Commenting and uncommenting code is likely to confuse the issue when you have something like a hard fault. I'm actually battling one myself right now on an STM32F415. The system control block has some registers that you can inspect that can be helpful. Check your stacks for overflow if you are using an RTOS (the plugins for EMBOS and FreeRTOS will display this information). You can find hard fault handler code out there that will pull useful information off the stack.
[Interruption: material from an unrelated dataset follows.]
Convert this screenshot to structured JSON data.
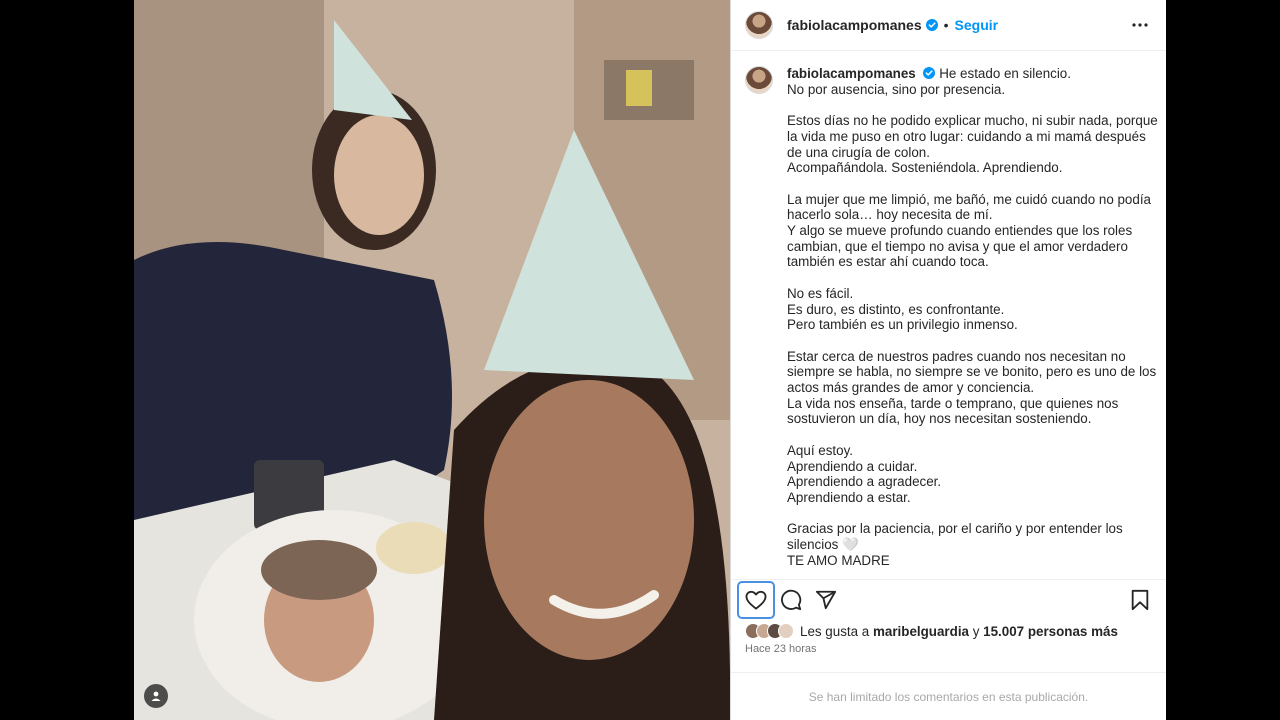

The real tool to use for this is trace. Unfortunately the STM32F parts do not have an ETB (on board trace buffer that can be read by the debugger). Instead you need to run the trace lines to your debug connector and purchase something like a J-Trace. I am in the process of ordering one myself for an STM32F7 project.

Good luck.

SEGGER - Johannes · Oct 28th 2016, 11:57am

Hi,

You might want to have a look at our Application Note for more analysis possibilities of Hard Faults: segger.com/downloads/appnotes
There might be different reasons for hard faults, especially in "multi-tasking" applications. The hardfault handler might help you to find it.

Best regards
Johannes

Eqqman · Nov 3rd 2016, 2:33am

I might be closer to an answer, although the exact nature of the problem eludes me. My project has several versions of the code base. In versions n and n-1, I can compile and run the code just fine, and even pause and step into it. However, if I place a break point into the system, I get a hard fault the moment I move past the break point. After some trial and error, I isolated the issue to this line of code:

Source Code

NVIC_EnableIRQ(TIM6_IRQ); // TIM6_IRQ defined as 0x36

This function call is created in one of the default files auto-generated by SES (core_cm4.h). If I comment out this line of code, everything works perfectly fine. If I allow the code to free-run, then everything works fine. However, placing a break point in the system gives a hard fault the second I attempt to advance through the code, provided that the NVIC_Enable function has been called (so I can step through code just fine until I reach this function). This is still a puzzlement to me since in version n-2 of my code base, I can step through that function call just fine in debug mode. And when I was developing version n-1 of my code, I don't recall having any issues with the debugger, so I don't understand what has happened.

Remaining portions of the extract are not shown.